Last Friday evening, Mr. Giri called me up. Mr. Giri is one of the middle level managers of an Indo-Japanese production unit in the state of West Bengal, India.
He was very happy and excited to announce, ‘You must know that we have broken all previous records of production’.
“Is that so?” I asked; my voice laced with excitement.
“Yes, it is true… almost unbelievable. We have shot up from producing 200 units per day to 2000 units per day from the same machines. Our quality rejection has dropped from 14% to around 5%. We have crossed the 8000 tonnes per month target… ” he almost gasped for breath to continue, ‘… and I must thank you so much…”
Indeed, this was incredible! His company was struggling for the last five years to crank up production and make some profit. They identified the bottleneck of the plant but were simply unable to do anything about it. The Japanese introduced all their famous improvement tools and techniques they had in their arsenal. Everyone sweated and puffed and huffed but no improvement was forthcoming. All efforts were in vain. The Japanese management team blamed the Indians for their ‘work attitude’, ‘lethargy’, ‘incompetence’ and gross overall ‘stupidity’… This obviously made the Indians angry. They in turn called the Japanese ‘overbearing’, ‘conceited’, ‘racists’, ‘foolish’ and what not… But at the end of the day in spite of all that shouting, mud-slinging and sledging no iota of improvement was in sight. In fact, things went for a nose dive. Crisis of closure loomed in the horizon as losses mounted.
‘Thank me for what?”, I asked with a tinge of eagerness.
Then he went on to tell me a story. “You know what the great music maestro Tan Sen said?” (http://en.wikipedia.org/wiki/Tansen)
“No I don’t have a clue about what he said’ I mumbled.
Giri continued with a tone mixed with excitement and reverence, “‘Tan Sen said if you only know how to sing the first note of seven notes in music very well, you automatically get to sing all notes fluidly’.
‘Hmm..’ I nodded in agreement. ‘Right, but what has that to do with me?’ I asked.
‘Everything’, he quipped back. “You taught us the first note so well that I have now learned to sing anything.’

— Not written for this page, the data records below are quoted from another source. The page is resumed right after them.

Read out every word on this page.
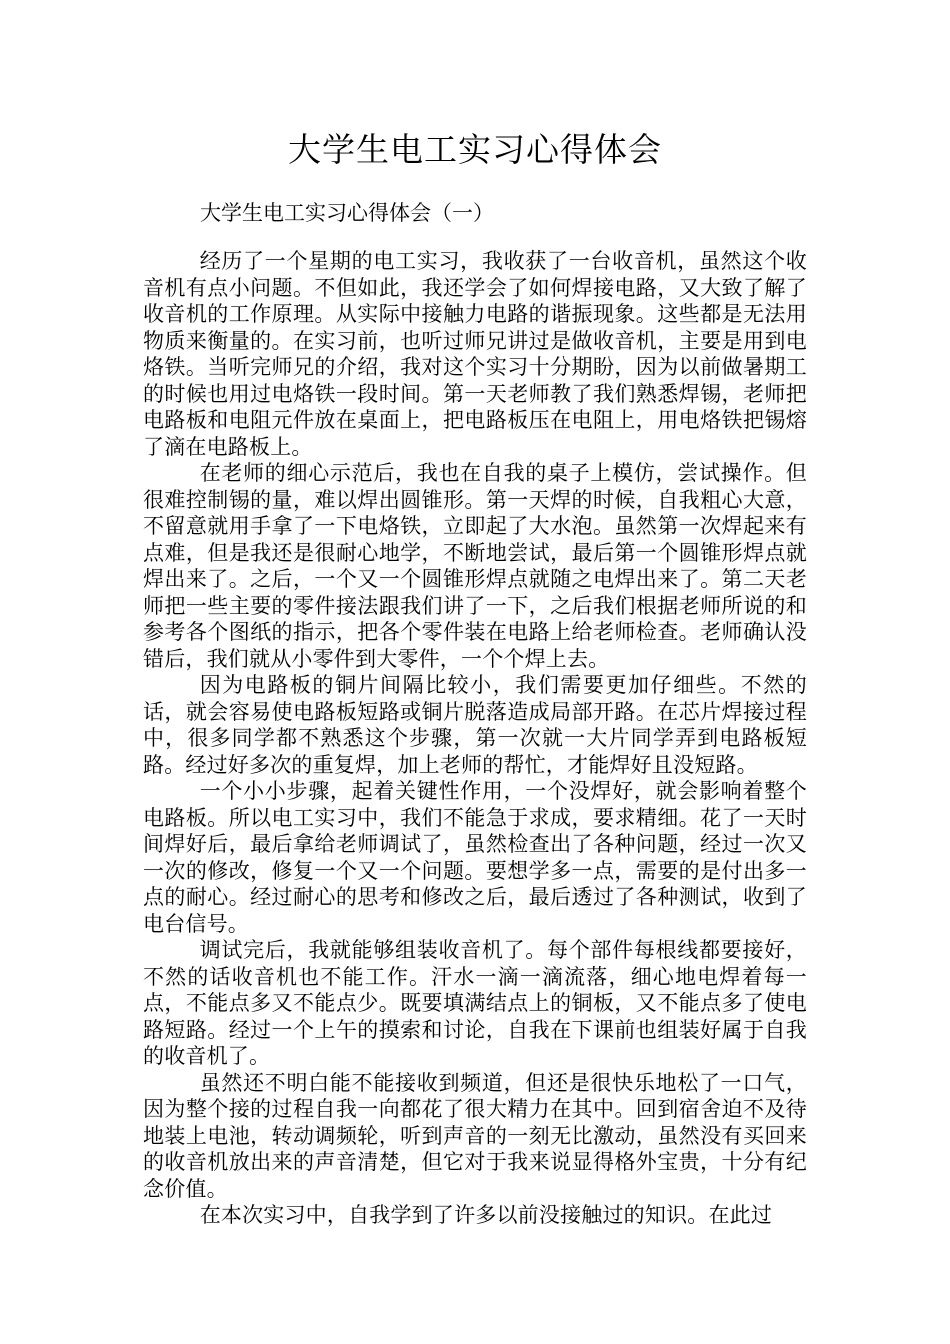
大学生电工实习心得体会

大学生电工实习心得体会（一）

经历了一个星期的电工实习，我收获了一台收音机，虽然这个收音机有点小问题。不但如此，我还学会了如何焊接电路，又大致了解了收音机的工作原理。从实际中接触力电路的谐振现象。这些都是无法用物质来衡量的。在实习前，也听过师兄讲过是做收音机，主要是用到电烙铁。当听完师兄的介绍，我对这个实习十分期盼，因为以前做暑期工的时候也用过电烙铁一段时间。第一天老师教了我们熟悉焊锡，老师把电路板和电阻元件放在桌面上，把电路板压在电阻上，用电烙铁把锡熔了滴在电路板上。

在老师的细心示范后，我也在自我的桌子上模仿，尝试操作。但很难控制锡的量，难以焊出圆锥形。第一天焊的时候，自我粗心大意，不留意就用手拿了一下电烙铁，立即起了大水泡。虽然第一次焊起来有点难，但是我还是很耐心地学，不断地尝试，最后第一个圆锥形焊点就焊出来了。之后，一个又一个圆锥形焊点就随之电焊出来了。第二天老师把一些主要的零件接法跟我们讲了一下，之后我们根据老师所说的和参考各个图纸的指示，把各个零件装在电路上给老师检查。老师确认没错后，我们就从小零件到大零件，一个个焊上去。

因为电路板的铜片间隔比较小，我们需要更加仔细些。不然的话，就会容易使电路板短路或铜片脱落造成局部开路。在芯片焊接过程中，很多同学都不熟悉这个步骤，第一次就一大片同学弄到电路板短路。经过好多次的重复焊，加上老师的帮忙，才能焊好且没短路。

一个小小步骤，起着关键性作用，一个没焊好，就会影响着整个电路板。所以电工实习中，我们不能急于求成，要求精细。花了一天时间焊好后，最后拿给老师调试了，虽然检查出了各种问题，经过一次又一次的修改，修复一个又一个问题。要想学多一点，需要的是付出多一点的耐心。经过耐心的思考和修改之后，最后透过了各种测试，收到了电台信号。

调试完后，我就能够组装收音机了。每个部件每根线都要接好，不然的话收音机也不能工作。汗水一滴一滴流落，细心地电焊着每一点，不能点多又不能点少。既要填满结点上的铜板，又不能点多了使电路短路。经过一个上午的摸索和讨论，自我在下课前也组装好属于自我的收音机了。

虽然还不明白能不能接收到频道，但还是很快乐地松了一口气，因为整个接的过程自我一向都花了很大精力在其中。回到宿舍迫不及待地装上电池，转动调频轮，听到声音的一刻无比激动，虽然没有买回来的收音机放出来的声音清楚，但它对于我来说显得格外宝贵，十分有纪念价值。

在本次实习中，自我学到了许多以前没接触过的知识。在此过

Absolutely clueless about what he actually meant I asked with curiosity getting better of me, “And what was that first note?” This was because I have tried to teach them many things to improve their performance over a period of 18 months.
“Oh! Didn’t you teach us how to pay attention or observe things and their connections in their own settings without seeing what the mind already knows?” he replied bit incredulously.
‘Yes, I remember that. And you think that was so important?’ I pressed in to learn more from him.
“It was. And it would continue to be so for the rest of my life. It makes me so confident that I think I can work and win anywhere in the world, tackle anything in the world and solve any problem in the world”, he said with a slow deliberate voice exuding lot of conviction.
“Thank you again and would you mind if I come over to Kolkata to meet you some day to learn more of what you say as NOTICE.?” he seemed to stress the last word.
This was the first time in five years they made a decent profit.
As the conversation ended, I sat on the sofa with waves of happiness sweeping over me. I thought to myself, OMG! The power of the humble NOTICE is just amazing! Nothing more is needed. We need not teach people how to think. They know how to think. We need not teach people so many tools and techniques. They would discover those by themselves. We simply don’t need to waste their time doing things which we think must be done. We need not bore them to death to the point of getting disengaged. We simply need to teach those who really want to sing well the first note of the seven notes — “NOTICE“. That’s all!